Google is upgrading up its Bard artificial intelligence chatbot, making it more widely available and giving it a variety of new capabilities.
In March, Google started letting users in the U.S. and the U.K. test Bard, a rival to ChatGPT, the viral chatbot that Microsoft-backed startup OpenAI released in November. Now Google is opening access to the broader public, releasing it in over 180 countries and territories.
Last week, Microsoft scrapped the waiting list for its revamped Bing search engine, featuring a chatbot powered in part by OpenAI’s GPT-4 large language model, which is at the heart of ChatGPT.
Google has moved Bard to the new PaLM 2 large language model to provide smarter answers to user questions. Models like PaLM 2 and GPT-4 are trained on reams of text data and can come up with human-like responses to questions and commands.
Bard will be able to respond to queries in English, Japanese and Korean, and Google will expand availability to the top 40 languages soon, Jack Krawczyk, Bard product lead at Google, said during a media briefing with reporters earlier this week.
Google is taking its time in opening up access to Bard because of a commitment to AI responsibility and alignment, and awareness of the limitations of the large language models that power chatbots like Bard and ChatGPT, Krawczyk said.
Bard will soon include images in responses, and in the next few months Google will make it easier to prompt the chatbot with images through the Google Lens tool, Krawczyk said. For example, a person can point a smartphone at a drawer full of arts and crafts supplies and ask what can be made with them.

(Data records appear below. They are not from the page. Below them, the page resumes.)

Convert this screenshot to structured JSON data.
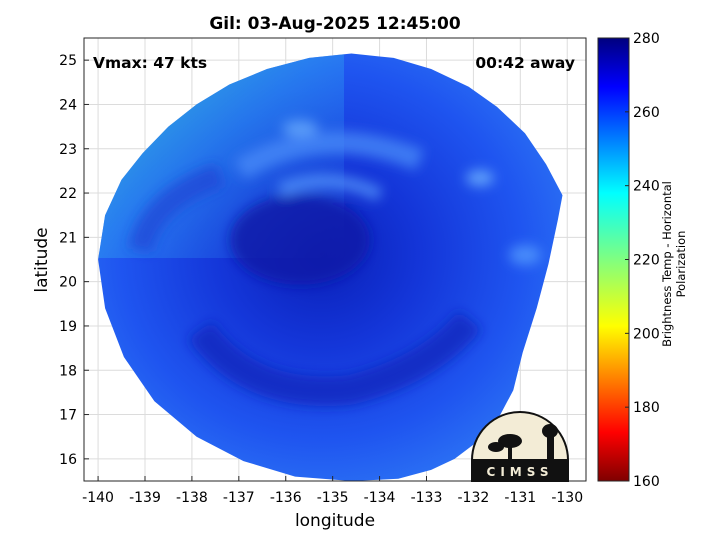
{
  "chart_data": {
    "type": "heatmap",
    "title": "Gil: 03-Aug-2025 12:45:00",
    "xlabel": "longitude",
    "ylabel": "latitude",
    "xlim": [
      -140.3,
      -129.6
    ],
    "ylim": [
      15.5,
      25.5
    ],
    "xticks": [
      -140,
      -139,
      -138,
      -137,
      -136,
      -135,
      -134,
      -133,
      -132,
      -131,
      -130
    ],
    "yticks": [
      16,
      17,
      18,
      19,
      20,
      21,
      22,
      23,
      24,
      25
    ],
    "grid": true,
    "annotations": {
      "vmax": "Vmax: 47 kts",
      "time_offset": "00:42 away"
    },
    "storm_center": {
      "lon": -134.8,
      "lat": 21.0
    },
    "colorbar": {
      "label": "Brightness Temp - Horizontal Polarization",
      "range": [
        160,
        280
      ],
      "ticks": [
        160,
        180,
        200,
        220,
        240,
        260,
        280
      ],
      "colormap": "jet"
    },
    "logo_text": "CIMSS"
  }
}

Over time, Krawczyk said, Bard will be able to bring information from Google Maps, Google Docs, Google Sheets, and Gmail into conversations. Bard will also be able to show responses with help from third-party tools such as Adobe’s
Firefly generative AI service, he said, which can create images inspired by people’s text descriptions.
Other new Bard features include a dark theme designed to make it easier on the eyes, and the ability for people to export responses to Gmail, Google Docs, Google’s Colab interactive coding tool and third-party collaborative programming app Replit.
Google’s first big feature announcement could make it much easier to write emails — or it could fill your inbox with low-quality computer generated messages.
Google will integrate generative AI into Gmail to help expand emails quickly, called “Help Me Write.” Google’s example was filling out a letter to get a full refund from an airline. Google has settings to make the generated text longer or shorter, and it uses context from previous messages to help write the copy.